Submitted by webmaster on
Title | CPU-GPU Hybrid Bidiagonal Reduction With Soft Error Resilience |
Publication Type | Conference Proceedings |
Year of Publication | 2013 |
Authors | Jia, Y., P. Luszczek, G. Bosilca, and J. Dongarra |
Conference Name | ScalA '13 Proceedings of the Workshop on Latest Advances in Scalable Algorithms for Large-Scale Systems |
Date Published | 2013-11 |
Conference Location | Montpellier, France |
Abstract | Soft errors pose a real challenge to applications running on modern hardware as the feature size becomes smaller and the integration density increases for both the modern processors and the memory chips. Soft errors manifest themselves as bit-flips that alter the user value, and numerical software is a category of software that is sensitive to such data changes.
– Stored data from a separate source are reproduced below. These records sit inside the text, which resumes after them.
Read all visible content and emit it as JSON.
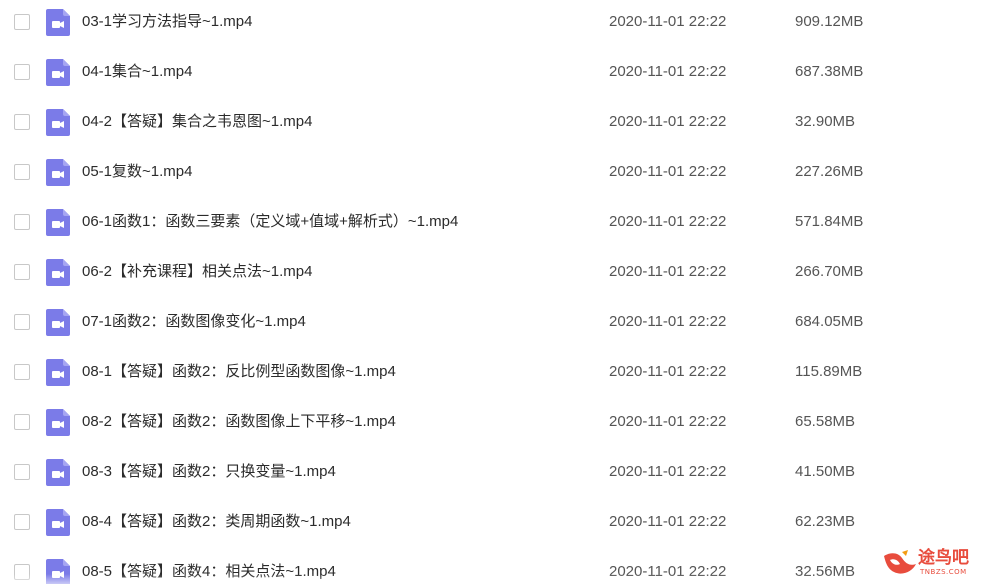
{
  "colors": {
    "file_icon": "#7b7be8",
    "text": "#2b2b2b",
    "meta_text": "#555555",
    "checkbox_border": "#c8c8c8",
    "watermark": "#e84c3d"
  },
  "file_icon_name": "video-file-icon",
  "files": [
    {
      "name": "03-1学习方法指导~1.mp4",
      "date": "2020-11-01 22:22",
      "size": "909.12MB",
      "checked": false
    },
    {
      "name": "04-1集合~1.mp4",
      "date": "2020-11-01 22:22",
      "size": "687.38MB",
      "checked": false
    },
    {
      "name": "04-2【答疑】集合之韦恩图~1.mp4",
      "date": "2020-11-01 22:22",
      "size": "32.90MB",
      "checked": false
    },
    {
      "name": "05-1复数~1.mp4",
      "date": "2020-11-01 22:22",
      "size": "227.26MB",
      "checked": false
    },
    {
      "name": "06-1函数1：函数三要素（定义域+值域+解析式）~1.mp4",
      "date": "2020-11-01 22:22",
      "size": "571.84MB",
      "checked": false
    },
    {
      "name": "06-2【补充课程】相关点法~1.mp4",
      "date": "2020-11-01 22:22",
      "size": "266.70MB",
      "checked": false
    },
    {
      "name": "07-1函数2：函数图像变化~1.mp4",
      "date": "2020-11-01 22:22",
      "size": "684.05MB",
      "checked": false
    },
    {
      "name": "08-1【答疑】函数2：反比例型函数图像~1.mp4",
      "date": "2020-11-01 22:22",
      "size": "115.89MB",
      "checked": false
    },
    {
      "name": "08-2【答疑】函数2：函数图像上下平移~1.mp4",
      "date": "2020-11-01 22:22",
      "size": "65.58MB",
      "checked": false
    },
    {
      "name": "08-3【答疑】函数2：只换变量~1.mp4",
      "date": "2020-11-01 22:22",
      "size": "41.50MB",
      "checked": false
    },
    {
      "name": "08-4【答疑】函数2：类周期函数~1.mp4",
      "date": "2020-11-01 22:22",
      "size": "62.23MB",
      "checked": false
    },
    {
      "name": "08-5【答疑】函数4：相关点法~1.mp4",
      "date": "2020-11-01 22:22",
      "size": "32.56MB",
      "checked": false
    }
  ],
  "watermark": {
    "title": "途鸟吧",
    "subtitle": "TNBZS.COM"
  }
}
In this paper, we present a design of a bidiagonal reduction algorithm that is resilient to soft errors, and we also describe its implementation on hybrid CPU-GPU architectures. Our fault-tolerant algorithm employs Algorithm Based Fault Tolerance, combined with reverse computation, to detect, locate, and correct soft errors. The tests were performed on a Sandy Bridge CPU coupled with an NVIDIA Kepler GPU. The included experiments show that our resilient bidiagonal reduction algorithm adds very little overhead compared to the error-prone code. At matrix size 10110 x 10110, our algorithm only has a performance overhead of 1.085% when one error occurs, and 0.354% when no errors occur. |